To compare the numerical values for the change in internal energy, heat absorbed from the surroundings, and work done on the gas for the two routes, we need to calculate these values for each route and then compare them.
(a) Isothermal expansion followed by heating:
In this route, the gas is expanded isothermally and reversibly at 273K to a volume of 20 liters, and then heated to 373K.
1. Change in Internal Energy (ΔU):
Internal energy change during an isothermal process can be calculated using the formula:
ΔU = nRTln(V2/V1)
Given:
n = 1 mole
R = 8.314 J K^-1 mol^-1
T1 = 273K
T2 = 373K
V1 = 10 liters
V2 = 20 liters
Calculating the change in internal energy:
ΔU = (1)(8.314)(273)(ln(20/10))
ΔU = 1.987 J
2. Heat absorbed from the surroundings (Q):
For an isothermal process, Q is equal to the change in internal energy:
Q = ΔU
Q = 1.987 J
3. Work done on the gas (W):
For an isothermal process, work done can be calculated using the formula:
W = -nRTln(V2/V1)
Calculating the work done on the gas:
W = -(1)(8.314)(273)(ln(20/10))
W = -1.987 J
(b) Heating followed by isothermal expansion:
In this route, the gas is heated from 273K to 373K, and then expanded isothermally to 20 liters.

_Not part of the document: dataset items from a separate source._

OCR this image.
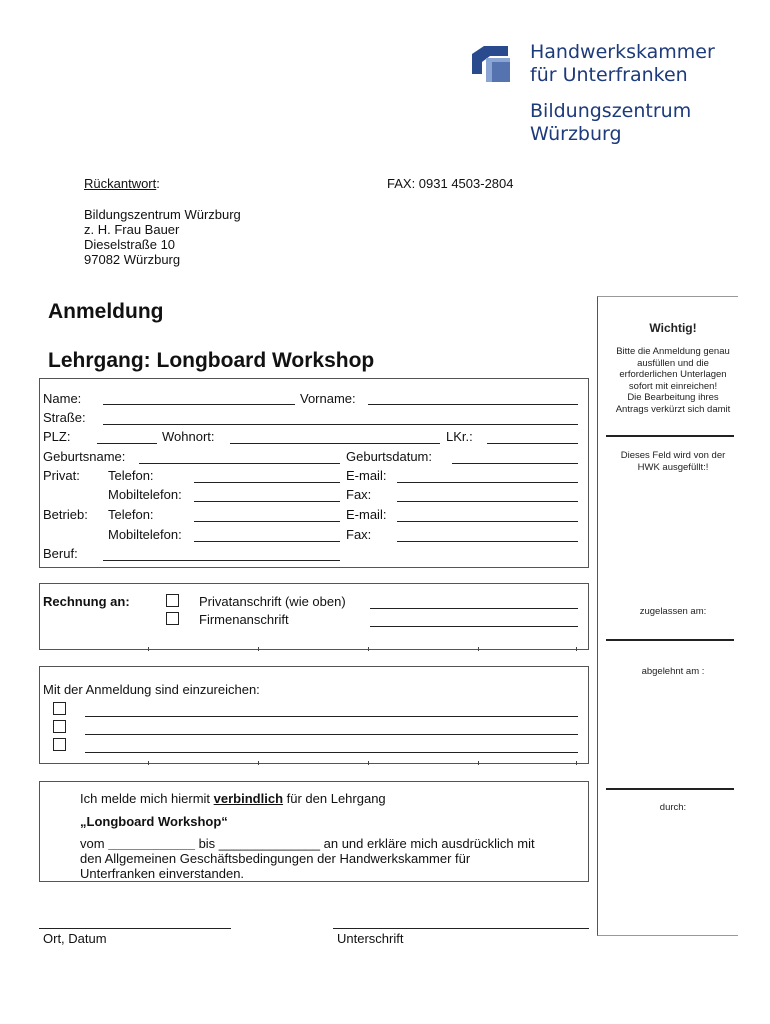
Handwerkskammer
für Unterfranken
Bildungszentrum
Würzburg
Rückantwort:	FAX: 0931 4503-2804
Bildungszentrum Würzburg
z. H. Frau Bauer
Dieselstraße 10
97082 Würzburg
Anmeldung
Lehrgang: Longboard Workshop
Name:	Vorname:
Straße:
PLZ:	Wohnort:	LKr.:
Geburtsname:	Geburtsdatum:
Privat: Telefon:	E-mail:
Mobiltelefon:	Fax:
Betrieb: Telefon:	E-mail:
Mobiltelefon:	Fax:
Beruf:
Rechnung an:	Privatanschrift (wie oben)
Firmenanschrift
Mit der Anmeldung sind einzureichen:
Ich melde mich hiermit verbindlich für den Lehrgang
„Longboard Workshop“
vom ____________ bis ______________ an und erkläre mich ausdrücklich mit
den Allgemeinen Geschäftsbedingungen der Handwerkskammer für
Unterfranken einverstanden.
Ort, Datum	Unterschrift
Wichtig!
Bitte die Anmeldung genau
ausfüllen und die
erforderlichen Unterlagen
sofort mit einreichen!
Die Bearbeitung ihres
Antrags verkürzt sich damit
Dieses Feld wird von der
HWK ausgefüllt:!
zugelassen am:
abgelehnt am :
durch:
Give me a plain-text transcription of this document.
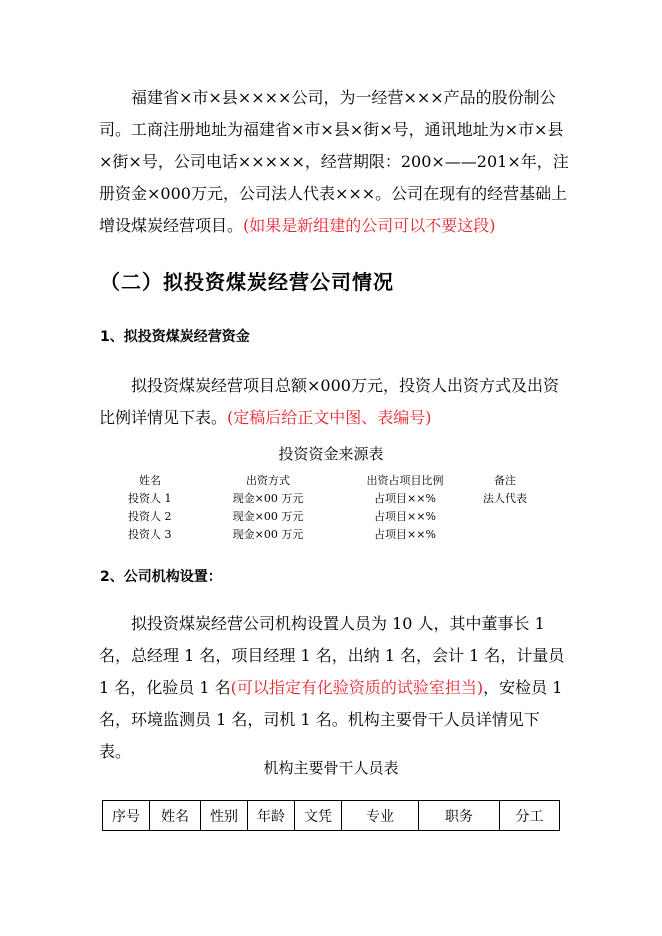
福建省×市×县××××公司，为一经营×××产品的股份制公司。工商注册地址为福建省×市×县×街×号，通讯地址为×市×县×街×号，公司电话×××××，经营期限：200×——201×年，注册资金×000万元，公司法人代表×××。公司在现有的经营基础上增设煤炭经营项目。(如果是新组建的公司可以不要这段)

（二）拟投资煤炭经营公司情况
1、拟投资煤炭经营资金

拟投资煤炭经营项目总额×000万元，投资人出资方式及出资比例详情见下表。(定稿后给正文中图、表编号)

投资资金来源表
姓名	出资方式	出资占项目比例	备注
投资人 1	现金×00 万元	占项目××%	法人代表
投资人 2	现金×00 万元	占项目××%
投资人 3	现金×00 万元	占项目××%
2、公司机构设置：

拟投资煤炭经营公司机构设置人员为 10 人，其中董事长 1 名，总经理 1 名，项目经理 1 名，出纳 1 名，会计 1 名，计量员 1 名，化验员 1 名(可以指定有化验资质的试验室担当)，安检员 1 名，环境监测员 1 名，司机 1 名。机构主要骨干人员详情见下表。

机构主要骨干人员表
序号	姓名	性别	年龄	文凭	专业	职务	分工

1. Change in Internal Energy (ΔU):
Internal energy change during a heating process can be calculated using the formula:
ΔU = nCvΔT
where Cv is the molar heat capacity at constant volume.
Given:
n = 1 mole
Cv = 19.0 + 0.005T (in J K^-1 mol^-1)
T1 = 273K
T2 = 373K
Calculating the change in internal energy:
ΔU = (1)(19.0 + 0.005(273))(373 - 273)
ΔU = 95.0 J
2. Heat absorbed from the surroundings (Q):
For a heating process, heat absorbed from the surroundings is equal to the change in internal energy:
Q = ΔU
Q = 95.0 J
3. Work done on the gas (W):
For an isothermal process, the work done can be calculated using the formula:
W = -nRTln(V2/V1)
Given:
n = 1 mole
R = 8.314 J K^-1 mol^-1
T = 373K
V1 = 10 liters
V2 = 20 liters
Calculating the work done on the gas:
W = -(1)(8.314)(373)(ln(20/10))
W = -19.9 J
Comparing the values for the two routes:
Route (a):
ΔU = 1.987 J
Q = 1.987 J
W = -1.987 J
Route (b):
ΔU = 95.0 J
Q = 95.0 J
W = -19.9 J
From the calculations, we can see that Route (a) has a smaller change in internal energy and work done on the gas compared to Route (b). The heat absorbed from the surroundings is the same for both routes.